Sharis Felahan a écrit:
Tout à fait d'accord sur le fait que les extrémistes manipulent la vérité historique pour appuyer leurs arguments. C'est ce qu'il se passe plus ou moins ici, mais la base existe, on ne peut pas le nier. Il y a bien eu discrimination, tu sais.
Et puis les problèmes sont autant d'ordre culturel qu'économique puisque les flamands accusent les wallons (considérés comme fainéants et chômeurs) de siphonner leurs bénéfices.
La base existe, mais elle fait partie intégrante de l'Histoire. N'en garder qu'une part, c'est l'apanage des extrémistes.
Si on part dans ce principe de langue, de culture, de politique imposées, alors tous les pays devraient s'entredéchirer.
En France, même la région parisienne devrait faire scission. Ridicule, n'est-ce-pas ?
Quant aux principes économiques, ce n'est qu'un phénomène de vase communicants. La Wallonie était autrefois plus riche, puis se furent les Flamands... et voilà qu'à nouveau la tendance s'inverse.
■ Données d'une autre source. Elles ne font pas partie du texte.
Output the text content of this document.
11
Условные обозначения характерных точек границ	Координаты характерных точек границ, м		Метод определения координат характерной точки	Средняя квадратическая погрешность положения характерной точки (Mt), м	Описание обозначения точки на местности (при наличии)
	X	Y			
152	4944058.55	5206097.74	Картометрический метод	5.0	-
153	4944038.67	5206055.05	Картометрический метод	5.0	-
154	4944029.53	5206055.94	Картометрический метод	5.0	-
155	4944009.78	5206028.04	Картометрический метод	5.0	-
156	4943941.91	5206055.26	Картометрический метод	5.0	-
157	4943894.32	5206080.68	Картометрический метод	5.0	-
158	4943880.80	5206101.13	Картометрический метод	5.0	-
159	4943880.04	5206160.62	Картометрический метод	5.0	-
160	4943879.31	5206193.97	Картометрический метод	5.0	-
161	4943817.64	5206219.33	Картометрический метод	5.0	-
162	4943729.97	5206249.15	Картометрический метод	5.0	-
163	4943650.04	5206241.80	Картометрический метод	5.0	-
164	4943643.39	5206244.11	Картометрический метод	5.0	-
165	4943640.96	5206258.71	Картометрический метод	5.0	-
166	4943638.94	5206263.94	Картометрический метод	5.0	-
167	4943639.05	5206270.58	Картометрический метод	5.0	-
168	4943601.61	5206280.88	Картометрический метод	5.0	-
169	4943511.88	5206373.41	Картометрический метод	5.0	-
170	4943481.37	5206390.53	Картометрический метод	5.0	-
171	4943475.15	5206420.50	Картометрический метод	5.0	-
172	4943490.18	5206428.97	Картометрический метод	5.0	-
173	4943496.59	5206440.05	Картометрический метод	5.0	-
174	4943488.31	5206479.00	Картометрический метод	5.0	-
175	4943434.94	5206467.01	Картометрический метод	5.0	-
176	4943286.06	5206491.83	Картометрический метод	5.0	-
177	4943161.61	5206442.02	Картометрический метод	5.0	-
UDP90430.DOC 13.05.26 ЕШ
Penses-tu sincèrement que dans les autres pays du monde on se sépare d'une région si elle devient plus pauvre que les autres ?
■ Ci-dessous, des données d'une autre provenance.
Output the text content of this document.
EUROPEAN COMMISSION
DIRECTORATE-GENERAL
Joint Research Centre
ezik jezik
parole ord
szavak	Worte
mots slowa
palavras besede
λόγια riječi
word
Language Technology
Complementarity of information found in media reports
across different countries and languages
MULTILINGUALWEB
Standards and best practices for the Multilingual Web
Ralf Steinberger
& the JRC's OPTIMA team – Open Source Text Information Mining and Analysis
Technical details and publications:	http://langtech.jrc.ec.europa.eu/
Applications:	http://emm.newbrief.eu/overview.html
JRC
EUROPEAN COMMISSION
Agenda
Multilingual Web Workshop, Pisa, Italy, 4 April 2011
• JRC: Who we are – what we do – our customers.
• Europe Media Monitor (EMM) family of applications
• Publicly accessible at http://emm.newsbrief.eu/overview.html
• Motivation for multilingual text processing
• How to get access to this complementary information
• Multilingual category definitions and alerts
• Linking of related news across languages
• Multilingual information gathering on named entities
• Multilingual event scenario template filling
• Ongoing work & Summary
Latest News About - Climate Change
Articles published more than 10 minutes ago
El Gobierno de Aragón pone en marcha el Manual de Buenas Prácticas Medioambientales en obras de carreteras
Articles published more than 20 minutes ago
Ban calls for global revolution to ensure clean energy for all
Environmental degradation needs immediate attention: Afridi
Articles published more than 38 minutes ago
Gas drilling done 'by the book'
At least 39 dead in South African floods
Si c'était le cas, je pense que nous pourrions nous débarrasser de notre gobelin. (mais on ne le fera pas, il est galant.) ou même de nos Corses, eux qui veulent tant l'indépendance.

Non, vraiment, je considère que ce mariage étrange entre flamands et wallons est particulière intéressant, instructif et force à la tolérance.
Après, si tu veux un exemple démontrant qu'il est possible de vivre avec des langues différentes, une histoire complexe, etc. je t'invite à regarder le Luxembourg.
Eh, l'argument économique, c'est pas le mien, c'est celui des flamands hein ! C'est pas moi qu'il faut convaincre, ce sont eux.
Moi je soutiens que le pays va se briser, non pas parce que j'en ai envie ou parce que je pense que tout entente est impossible, mais parce je crois que la majorité du peuple belge, dont les esprits auront été peu à peu travaillés par les politiques pour envisager la solution ultime, finira par accepter avec un soupir résigné la séparation. On verra si l'avenir me donnera raison, et encore une fois je serai très heureux du contraire.